The question of how we got here, with a year’s time in hand for preparing our medical system across states for a second wave, isn’t divorced from the issue of ‘liberties, of the independence of media, and ultimately of democracy’. Yes, India has seen deaths from malnutrition, chronic hunger-starvation in decades even after independence, but never at such a scale, nor did the situation become this bad, when a government in power doesn’t care much for protecting the life of its own citizens.
On the contrary, India under Modi-Shah today, is more invested in spending its time and resources on ‘redesigning the Parliament (The Central Vista Project)’, ‘arresting a 22 year-old environmental activist on sedition charges’, ‘rendering an entire state to become a Union-controlled-Territory by the stroke of a pen’, ‘railroading bills without political consensus’ etc. Some might even argue that all of this was seen long coming, if anyone bothered to write-read-understand Modi’s style of leadership-governance from his time as Chief Minister in Gujarat.
Modi won the 2014 national election on the promise of scaling the ‘Gujarat Model’ to the entire of India. He has done just that. Gujarat had one of the lowest shares of public spending on the provisioning of basic healthcare for the entirety of Modi’s term as Chief Minister. Jammu and Kashmir as a state did far better than Gujarat in terms of access to basic social opportunities (healthcare, education). Gujarat is now one of the worst performing states — in terms of covid19 infections, hospitalization and deaths. No one, within the system back then could question Modi during his tenure as Chief Minister, given how subservient public institutions- the judiciary, the police and the bureaucracy became, alongside the presence of a disabled (/confused) political opposition.

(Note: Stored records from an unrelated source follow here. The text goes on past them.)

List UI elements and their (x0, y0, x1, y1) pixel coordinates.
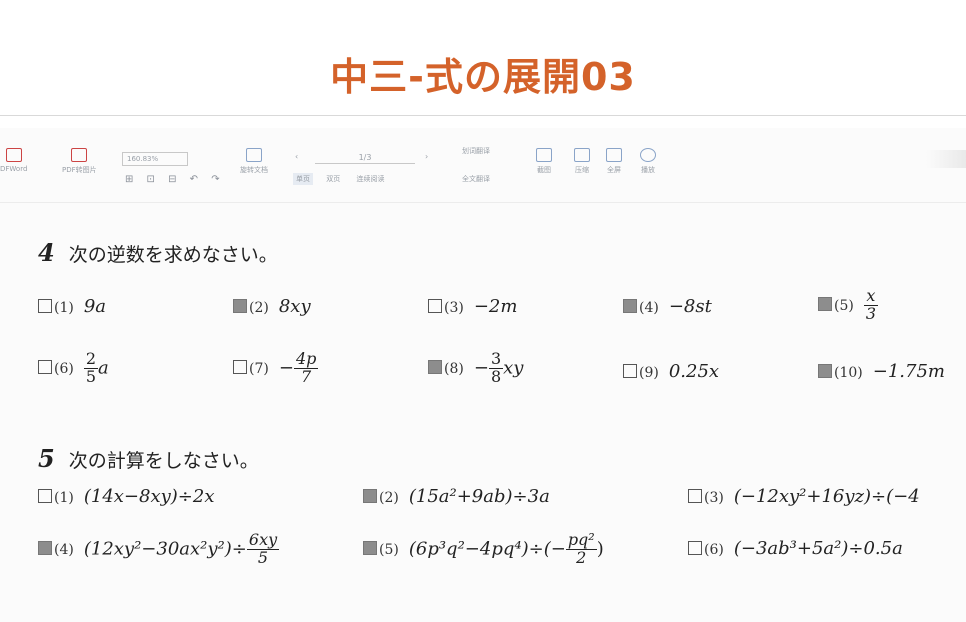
checkbox[interactable] (233, 360, 247, 375)
play-button[interactable]: 播放 (640, 148, 656, 175)
problem-4-5: (5) x 3 (818, 287, 879, 323)
scissors-icon (536, 148, 552, 162)
problem-5-2: (2) (15a²+9ab)÷3a (363, 486, 550, 507)
pdf-image-icon (71, 148, 88, 162)
section-4-heading: 4 次の逆数を求めなさい。 (38, 238, 278, 267)
checkbox[interactable] (233, 299, 247, 313)
compress-icon (574, 148, 590, 162)
checkbox[interactable] (623, 299, 637, 313)
screenshot-button[interactable]: 截图 (536, 148, 552, 175)
play-icon (640, 148, 656, 162)
checkbox[interactable] (623, 364, 637, 378)
checkbox[interactable] (38, 489, 52, 503)
problem-4-2: (2) 8xy (233, 296, 311, 317)
checkbox[interactable] (688, 541, 702, 555)
checkbox[interactable] (38, 360, 52, 375)
fullscreen-icon (606, 148, 622, 162)
full-translate-button[interactable]: 全文翻译 (462, 174, 490, 184)
pdf-to-image-button[interactable]: PDF转图片 (62, 148, 97, 175)
checkbox[interactable] (38, 299, 52, 313)
checkbox[interactable] (363, 541, 377, 556)
checkbox[interactable] (688, 489, 702, 503)
prev-page-icon[interactable]: ‹ (295, 152, 298, 161)
problem-4-8: (8) −3 8 xy (428, 350, 523, 386)
problem-4-10: (10) −1.75m (818, 361, 945, 382)
problem-4-7: (7) −4p 7 (233, 350, 319, 386)
checkbox[interactable] (428, 360, 442, 375)
problem-4-1: (1) 9a (38, 296, 106, 317)
problem-4-3: (3) −2m (428, 296, 517, 317)
page-number-field[interactable]: 1/3 (315, 152, 415, 164)
compress-button[interactable]: 压缩 (574, 148, 590, 175)
problem-5-1: (1) (14x−8xy)÷2x (38, 486, 214, 507)
single-page-button[interactable]: 单页 (293, 173, 313, 185)
problem-5-6: (6) (−3ab³+5a²)÷0.5a (688, 538, 903, 559)
rotate-icon (246, 148, 262, 162)
word-translate-button[interactable]: 划词翻译 (462, 146, 490, 156)
problem-4-6: (6) 2 5 a (38, 350, 109, 386)
toolbar-edge (926, 150, 966, 168)
problem-5-4: (4) (12xy²−30ax²y²)÷ 6xy 5 (38, 531, 280, 567)
next-page-icon[interactable]: › (425, 152, 428, 161)
banner-title: 中三-式の展開03 (330, 55, 636, 99)
title-banner: 中三-式の展開03 (0, 0, 966, 116)
fullscreen-button[interactable]: 全屏 (606, 148, 622, 175)
pdf-viewer: DFWord PDF转图片 160.83% ⊞ ⊡ ⊟ ↶ ↷ 旋转文档 ‹ 1… (0, 128, 966, 622)
problem-4-9: (9) 0.25x (623, 361, 719, 382)
checkbox[interactable] (818, 297, 832, 312)
problem-5-5: (5) (6p³q²−4pq⁴)÷(− pq² 2) (363, 531, 604, 567)
rotate-doc-button[interactable]: 旋转文档 (240, 148, 268, 175)
pdf-toolbar: DFWord PDF转图片 160.83% ⊞ ⊡ ⊟ ↶ ↷ 旋转文档 ‹ 1… (0, 140, 966, 203)
view-tool-icons[interactable]: ⊞ ⊡ ⊟ ↶ ↷ (125, 174, 225, 185)
page-navigator[interactable]: ‹ 1/3 › (295, 152, 440, 164)
zoom-select[interactable]: 160.83% (122, 152, 188, 166)
checkbox[interactable] (428, 299, 442, 313)
continuous-read-button[interactable]: 连续阅读 (353, 173, 387, 185)
pdf-word-icon (5, 148, 22, 162)
problem-4-4: (4) −8st (623, 296, 712, 317)
section-5-heading: 5 次の計算をしなさい。 (38, 444, 259, 473)
checkbox[interactable] (363, 489, 377, 503)
pdf-to-word-button[interactable]: DFWord (0, 148, 27, 173)
view-mode-group: 单页 双页 连续阅读 (293, 173, 395, 185)
problem-5-3: (3) (−12xy²+16yz)÷(−4 (688, 486, 920, 507)
checkbox[interactable] (818, 364, 832, 378)
double-page-button[interactable]: 双页 (323, 173, 343, 185)
checkbox[interactable] (38, 541, 52, 556)
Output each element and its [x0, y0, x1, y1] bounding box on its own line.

All of the above has happened at a pan-India level now- not just Gujarat.
At a time when surge in infections was peaking, the Prime Minister and his party were busy organizing mass rallies in Bengal, appealing to voters to come out in ‘large numbers to vote’, facilitating a Kumbh in one of its own states, showing absolute disregard and ignorance for following -ensuring covid appropriate behavior. The mainstream media did nothing to highlight either of these follies at a time of a public health emergency, rather, in its typical propagandist tone, the media was absorbed in reporting mass rallies in elections-as if a pandemic was long over. A toothless political opposition remained more active on social media platform- and twitter, than on the ground protesting against the government’s inactions-and callousness. The opposition remains more visibly ‘absent’ even now.
Sen said: “Developing and strengthening a democratic system is an essential component of the process of development… Among the great variety of developments that have occurred in the twentieth century, the most preeminent development of the period is the rise of democracy…” India’s case, according to Sen, despite being an “ungainly, unlikely, inelegant combination of differences, nonetheless, survived and functioned remarkable well as a political unit with a democratic system”.
This remarkable story of a ‘chaotic nation’ championing democratic conduct in political propriety appears like a legend of the past. Our country’s political-core now resembles to an autocratic China, where ‘discourse’ isn’t shaped by public-participation or in the interest of safeguarding civil liberties, fundamental rights, but is rather built around a story of lies, propagandic rhetoric, fed and further (re)enforced by the oppressive-repressive hands of a supreme commander.